In February, 1968, he was off to MCRD San Diego for boot camp where he served as the platoon secretary. At the completion of boot camp he was meritoriously promoted to P.F.C. Two weeks of mess duty then preceded three weeks of infantry training (ITR). Following his boot camp leave, he was assigned to area guard at Camp Del Mar and then he attended Basic Tank Crewman School. After two weeks at Staging Battalion, it was on to Okinawa, where he was assigned to A Co, 5th Tanks and the 3/26 Rear at Camp Schwab. Since the H & S Company platoon was without a tank, they were referred to as Alpha 5-0 (zero tanks). He was one of six Marines who had a “real” job – as company armor. The days in Okinawa were filled with inspections, busy-work training and boredom. To break the tedium, Jim took Jeep, PC and 6X driving training. After five months he decided to take a trip “Down South” to Vietnam, where his plane was greeted by a rocket attack at Da Nang. He was then sent to An Hoa to join 3rd Platoon, A Co. 5th Tanks in support of Bravo Co. 1st tanks. The time there was spent on night time guard duty at An Hoa and Phu Loc 6. Days were spent on road sweeps, convoy escorts, and infantry/tank sweeps. His tank was sent to Hill 55 and did some “work” in Arizona territory. In May, the platoon was re-attached to BLT 3/26 and spent time on the LSD 33 “USS Alamo,” preparing for landings that never came. After a few weeks, the platoon was off-loaded and the heavy section sent to Hill 190 in Elephant Valley and the light section went to Namo Bridge on Highway One, north of Da Nang. More nighttime guard duty and off-hill reaction force followed by daytime support of infantry platoons in the bush. In June, Jim was promoted to Corporal and later Tank Commander on A-22 “Fujimo”. Shortly before rotating home, he learned he was eligible for early release. Upon arriving at Camp Pendleton, he was processed out. So, after 19 months and 19 days, he was once again a free man. Back in Iowa, he returned to college at the University of Northern Iowa, graduating in 1971 with a B.A. in Education. In 1973, he married his wife, Bonnie. After college he worked a variety of jobs in construction, sales, and industrial management. In 1986, he completed a degree in Business Administration and took a job with the Iowa Department of Transportation as a field auditor of interstate trucking companies.

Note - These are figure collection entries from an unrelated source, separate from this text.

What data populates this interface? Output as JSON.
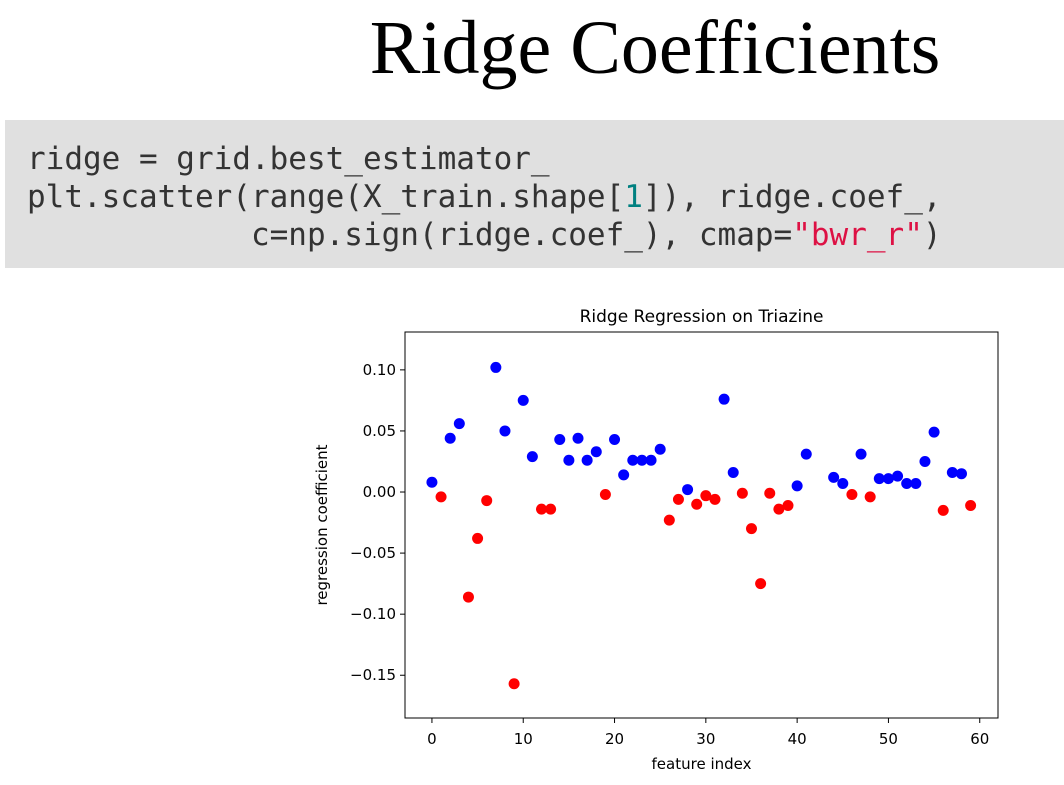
{
  "title": "Ridge Coefficients",
  "code": {
    "lines": [
      [
        {
          "text": "ridge = grid.best_estimator_",
          "color": "#333333"
        }
      ],
      [
        {
          "text": "plt.scatter(range(X_train.shape[",
          "color": "#333333"
        },
        {
          "text": "1",
          "color": "#008080"
        },
        {
          "text": "]), ridge.coef_,",
          "color": "#333333"
        }
      ],
      [
        {
          "text": "            c=np.sign(ridge.coef_), cmap=",
          "color": "#333333"
        },
        {
          "text": "\"bwr_r\"",
          "color": "#dd1144"
        },
        {
          "text": ")",
          "color": "#333333"
        }
      ]
    ]
  },
  "chart_data": {
    "type": "scatter",
    "title": "Ridge Regression on Triazine",
    "x_label": "feature index",
    "y_label": "regression coefficient",
    "x": [
      0,
      1,
      2,
      3,
      4,
      5,
      6,
      7,
      8,
      9,
      10,
      11,
      12,
      13,
      14,
      15,
      16,
      17,
      18,
      19,
      20,
      21,
      22,
      23,
      24,
      25,
      26,
      27,
      28,
      29,
      30,
      31,
      32,
      33,
      34,
      35,
      36,
      37,
      38,
      39,
      40,
      41,
      44,
      45,
      46,
      47,
      48,
      49,
      50,
      51,
      52,
      53,
      54,
      55,
      56,
      57,
      58,
      59
    ],
    "values": [
      0.008,
      -0.004,
      0.044,
      0.056,
      -0.086,
      -0.038,
      -0.007,
      0.102,
      0.05,
      -0.157,
      0.075,
      0.029,
      -0.014,
      -0.014,
      0.043,
      0.026,
      0.044,
      0.026,
      0.033,
      -0.002,
      0.043,
      0.014,
      0.026,
      0.026,
      0.026,
      0.035,
      -0.023,
      -0.006,
      0.002,
      -0.01,
      -0.003,
      -0.006,
      0.076,
      0.016,
      -0.001,
      -0.03,
      -0.075,
      -0.001,
      -0.014,
      -0.011,
      0.005,
      0.031,
      0.012,
      0.007,
      -0.002,
      0.031,
      -0.004,
      0.011,
      0.011,
      0.013,
      0.007,
      0.007,
      0.025,
      0.049,
      -0.015,
      0.016,
      0.015,
      -0.011
    ],
    "color_positive": "#0000ff",
    "color_negative": "#ff0000",
    "xlim": [
      -2.95,
      62
    ],
    "ylim": [
      -0.185,
      0.131
    ],
    "xticks": [
      0,
      10,
      20,
      30,
      40,
      50,
      60
    ],
    "yticks": [
      {
        "value": -0.15,
        "label": "−0.15"
      },
      {
        "value": -0.1,
        "label": "−0.10"
      },
      {
        "value": -0.05,
        "label": "−0.05"
      },
      {
        "value": 0,
        "label": "0.00"
      },
      {
        "value": 0.05,
        "label": "0.05"
      },
      {
        "value": 0.1,
        "label": "0.10"
      }
    ]
  }
}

He retired in 2010 and is now the “boat captain” of his 50’ houseboat on the Mississippi River. He also manages his small” Century” farm in southwest Iowa, which is in the ten-year Conservation Reserve Program. Jim has Life memberships in the American Legion, VFW, DAV, Marine Corps League and USMC VTA. He is Vice Commander of his Legion post, the Chaplain at the VFW, Judge Advocate of the local Marine Corps League where he is also in the Color Guard doing flag presentations at various events, parades, and two to three military rites funerals per week. He is a “new” director for the USMC VTA and secretary of the USMC Vietnam Tankers Historical Foundation. He is proud to say he’s attended all of the USMC VTA reunions since Minneapolis’ in 2001. Jim has no children, grandchildren, cats or dogs. He does have three boats and three farm tractors. Jim and Bonnie are retired in Cedar Rapids, Iowa, spending summers house boating on the Mississippi at Dubuque, Iowa, and also enjoying traveling and attending U of Northern Iowa athletic events.